See docs/README.md for detailed architecture, feature documentation, and screenshots.
This scenario demonstrates how to deploy a .NET Aspire-based eShopLite application to Azure App Service, leveraging the latest platform features announced at Microsoft Build 2025. It is a practical demo for modernizing and running .NET Aspire multi-service applications on Azure's fully managed web hosting platform.
- .NET Aspire support is now available in public preview for App Service on Linux!
- Developers can deploy multi-app/multi-service .NET Aspire applications directly to Azure App Service using the new Aspire App Service deployment provider.
- The App Service provider translates your .NET Aspire application's topology into Azure App Service resources, supporting secure deployments and observability (with Aspire dashboard integration coming soon).
- Take advantage of the new Premium v4 plan for enhanced performance, cost savings, and Availability Zone support.
For more details, see the official announcement and Getting Started with .NET Aspire on Azure App Service.
eShopLite - Semantic Search deploy to Azure App Service is a reference .NET Aspire application implementing an eCommerce site with advanced search features, now ready for deployment to Azure App Service.
- Features
- Architecture diagram
- Getting started
- Run solution
- Resources
- Video Recordings
- Guidance
- Resources
GitHub CodeSpaces: This project is designed to be opened in GitHub Codespaces as an easy way for anyone to deploy the solution entirely in the browser.
The Azure Resources provisioned by this scenario includes the Products and the Store services, which are deployed to Azure App Service:
This is the eShopLite Application running, performing a Keyword Search:
This is the eShopLite Application running, performing a Semantic Search:
flowchart TD
subgraph "Azure App Service"
store[Store Service]
products[Products Service SQLite DB internal]
end
ContainerRegistry[Container Registry]
StorageAccount[Storage Account]
ManagedIdentity[Managed Identity]
AzureOpenAI[Azure OpenAI Chat + Embeddings]
InMemoryVectorDB[InMemory Vector DB]
store --> products
store --> ManagedIdentity
ManagedIdentity --> ContainerRegistry
ManagedIdentity --> StorageAccount
ManagedIdentity --> AzureOpenAI
AzureOpenAI --> InMemoryVectorDB
products --> ManagedIdentity
products -->|semantic search| InMemoryVectorDB
products -->|generate embeddings + chat| AzureOpenAI
This scenario demonstrates how to use a .NET Aspire application to Azure to AppServices. The main concepts and implementation details are:
The solution is in the ./src folder, the main solution is eShopLite-Aspire-AppService.slnx.
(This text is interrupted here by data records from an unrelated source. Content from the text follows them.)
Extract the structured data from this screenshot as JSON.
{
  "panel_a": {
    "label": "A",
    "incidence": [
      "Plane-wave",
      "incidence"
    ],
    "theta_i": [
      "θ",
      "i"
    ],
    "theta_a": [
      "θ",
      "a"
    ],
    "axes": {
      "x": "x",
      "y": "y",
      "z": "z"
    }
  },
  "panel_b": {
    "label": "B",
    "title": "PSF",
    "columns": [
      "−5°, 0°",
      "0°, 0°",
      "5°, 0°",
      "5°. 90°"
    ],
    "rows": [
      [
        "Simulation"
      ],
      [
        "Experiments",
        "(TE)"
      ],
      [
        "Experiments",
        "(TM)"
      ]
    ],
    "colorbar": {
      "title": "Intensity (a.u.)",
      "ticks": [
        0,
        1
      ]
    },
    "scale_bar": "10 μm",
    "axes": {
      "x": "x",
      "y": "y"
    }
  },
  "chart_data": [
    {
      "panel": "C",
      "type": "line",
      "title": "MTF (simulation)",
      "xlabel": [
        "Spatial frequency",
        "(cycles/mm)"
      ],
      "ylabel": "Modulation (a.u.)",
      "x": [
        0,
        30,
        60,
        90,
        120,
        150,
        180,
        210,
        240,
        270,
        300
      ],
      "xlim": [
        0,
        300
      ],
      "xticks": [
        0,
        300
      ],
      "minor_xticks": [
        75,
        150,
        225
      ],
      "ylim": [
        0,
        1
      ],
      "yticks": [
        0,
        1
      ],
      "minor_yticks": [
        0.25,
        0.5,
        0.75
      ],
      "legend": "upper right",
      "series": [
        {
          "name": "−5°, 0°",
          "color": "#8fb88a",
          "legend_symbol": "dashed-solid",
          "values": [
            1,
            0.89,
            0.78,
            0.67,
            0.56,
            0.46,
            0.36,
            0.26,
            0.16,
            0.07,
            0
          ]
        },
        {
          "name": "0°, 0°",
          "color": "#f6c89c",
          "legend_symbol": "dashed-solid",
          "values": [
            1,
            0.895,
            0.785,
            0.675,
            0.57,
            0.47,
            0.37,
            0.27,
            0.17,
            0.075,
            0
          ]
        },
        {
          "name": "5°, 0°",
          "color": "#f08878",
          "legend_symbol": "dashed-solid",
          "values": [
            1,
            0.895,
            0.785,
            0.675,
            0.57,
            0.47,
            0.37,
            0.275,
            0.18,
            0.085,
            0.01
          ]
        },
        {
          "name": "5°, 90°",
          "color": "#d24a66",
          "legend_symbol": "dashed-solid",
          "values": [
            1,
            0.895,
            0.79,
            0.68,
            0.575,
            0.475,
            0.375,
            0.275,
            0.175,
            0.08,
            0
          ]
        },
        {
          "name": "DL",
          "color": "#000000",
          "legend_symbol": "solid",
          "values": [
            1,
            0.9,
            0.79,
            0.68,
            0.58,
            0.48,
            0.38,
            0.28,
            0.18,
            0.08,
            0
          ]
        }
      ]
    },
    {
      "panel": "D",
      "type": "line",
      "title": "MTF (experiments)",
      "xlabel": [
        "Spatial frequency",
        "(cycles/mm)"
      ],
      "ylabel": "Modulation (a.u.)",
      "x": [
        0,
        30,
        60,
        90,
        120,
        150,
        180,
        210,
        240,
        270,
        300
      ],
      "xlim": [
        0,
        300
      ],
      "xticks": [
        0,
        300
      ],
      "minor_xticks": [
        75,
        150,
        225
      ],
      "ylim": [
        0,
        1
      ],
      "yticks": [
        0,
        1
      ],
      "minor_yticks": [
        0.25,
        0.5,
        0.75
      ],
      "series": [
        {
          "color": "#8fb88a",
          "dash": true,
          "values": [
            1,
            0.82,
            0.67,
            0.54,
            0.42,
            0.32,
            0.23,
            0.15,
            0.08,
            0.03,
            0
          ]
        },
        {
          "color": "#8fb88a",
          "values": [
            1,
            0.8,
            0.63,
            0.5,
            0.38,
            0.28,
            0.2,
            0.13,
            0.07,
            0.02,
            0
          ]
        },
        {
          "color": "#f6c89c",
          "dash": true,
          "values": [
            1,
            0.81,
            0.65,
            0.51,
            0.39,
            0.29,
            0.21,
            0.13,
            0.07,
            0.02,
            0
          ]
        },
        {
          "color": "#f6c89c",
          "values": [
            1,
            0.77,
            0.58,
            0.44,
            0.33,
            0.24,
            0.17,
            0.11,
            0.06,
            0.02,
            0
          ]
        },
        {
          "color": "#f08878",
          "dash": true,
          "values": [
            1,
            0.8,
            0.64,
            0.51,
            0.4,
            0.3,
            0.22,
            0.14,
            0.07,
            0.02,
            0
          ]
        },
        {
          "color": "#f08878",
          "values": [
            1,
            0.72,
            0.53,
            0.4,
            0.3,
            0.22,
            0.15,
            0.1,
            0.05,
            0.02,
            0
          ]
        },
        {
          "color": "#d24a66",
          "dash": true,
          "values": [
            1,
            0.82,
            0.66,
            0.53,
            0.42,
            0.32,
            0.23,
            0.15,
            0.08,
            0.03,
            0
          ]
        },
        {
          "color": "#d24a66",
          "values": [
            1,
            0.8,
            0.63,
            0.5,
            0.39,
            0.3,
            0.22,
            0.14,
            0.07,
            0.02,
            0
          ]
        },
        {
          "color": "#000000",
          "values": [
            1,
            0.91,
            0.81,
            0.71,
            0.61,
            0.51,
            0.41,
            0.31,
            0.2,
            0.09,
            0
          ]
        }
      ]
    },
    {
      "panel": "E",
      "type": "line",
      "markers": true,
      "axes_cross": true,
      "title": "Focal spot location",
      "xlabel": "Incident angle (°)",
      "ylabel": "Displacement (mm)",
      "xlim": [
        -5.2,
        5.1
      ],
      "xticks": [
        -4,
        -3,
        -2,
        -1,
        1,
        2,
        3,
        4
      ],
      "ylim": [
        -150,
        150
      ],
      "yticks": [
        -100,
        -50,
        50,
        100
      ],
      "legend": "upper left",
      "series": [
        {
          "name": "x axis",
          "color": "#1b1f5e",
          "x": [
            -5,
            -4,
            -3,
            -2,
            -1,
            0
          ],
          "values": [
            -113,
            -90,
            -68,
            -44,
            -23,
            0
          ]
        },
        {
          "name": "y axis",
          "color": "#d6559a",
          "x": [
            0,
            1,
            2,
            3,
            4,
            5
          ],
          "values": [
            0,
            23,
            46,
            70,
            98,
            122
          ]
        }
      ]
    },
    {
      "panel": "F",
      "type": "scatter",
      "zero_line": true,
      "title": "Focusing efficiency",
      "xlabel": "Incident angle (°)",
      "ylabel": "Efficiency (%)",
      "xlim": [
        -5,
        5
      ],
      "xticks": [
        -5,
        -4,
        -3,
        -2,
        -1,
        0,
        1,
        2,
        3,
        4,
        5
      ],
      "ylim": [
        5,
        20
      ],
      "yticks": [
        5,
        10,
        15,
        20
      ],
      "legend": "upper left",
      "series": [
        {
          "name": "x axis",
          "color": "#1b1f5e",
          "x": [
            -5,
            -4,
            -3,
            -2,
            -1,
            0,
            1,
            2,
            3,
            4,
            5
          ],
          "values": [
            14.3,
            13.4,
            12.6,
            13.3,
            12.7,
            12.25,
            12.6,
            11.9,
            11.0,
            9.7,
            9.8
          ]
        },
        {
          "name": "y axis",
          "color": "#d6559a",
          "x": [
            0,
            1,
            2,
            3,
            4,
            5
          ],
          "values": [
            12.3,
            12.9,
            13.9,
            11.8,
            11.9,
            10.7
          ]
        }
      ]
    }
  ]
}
Note: The deployment process for this scenario is the same as in scenario 01 - Semantic Search. Please refer to the Deploying section in that README for detailed steps and requirements. All Azure resource provisioning, local development, and Codespaces instructions are identical for this scenario.
For Azure OpenAI Services, pricing varies per region and usage, so it isn't possible to predict exact costs for your usage. The majority of the Azure resources used in this infrastructure are on usage-based pricing tiers. However, Azure Container Registry has a fixed cost per registry per day.
You can try the Azure pricing calculator for the resources:
- Azure OpenAI Service: S0 tier, gpt-4.1-mini and text-embedding-3-small models. Pricing is based on token count. Pricing
- Azure Container App: Consumption tier with 0.5 CPU, 1GiB memory/storage. Pricing is based on resource allocation, and each month allows for a certain amount of free usage. Pricing
- Azure Container Registry: Basic tier. Pricing
- Log analytics: Pay-as-you-go tier. Costs based on data ingested. Pricing
- Azure Application Insights pricing is based on a Pay-As-You-Go model. Pricing.
azd down.
Samples in this templates uses Azure OpenAI Services with ApiKey and Managed Identity for authenticating to the Azure OpenAI service.
The Main Sample uses Managed Identity](https://learn.microsoft.com/entra/identity/managed-identities-azure-resources/overview) for authenticating to the Azure OpenAI service.
Additionally, we have added a GitHub Action that scans the infrastructure-as-code files and generates a report containing any detected issues. To ensure continued best practices in your own repository, we recommend that anyone creating solutions based on our templates ensure that the Github secret scanning setting is enabled.
You may want to consider additional security measures, such as:
- Protecting the Azure Container Apps instance with a firewall and/or Virtual Network.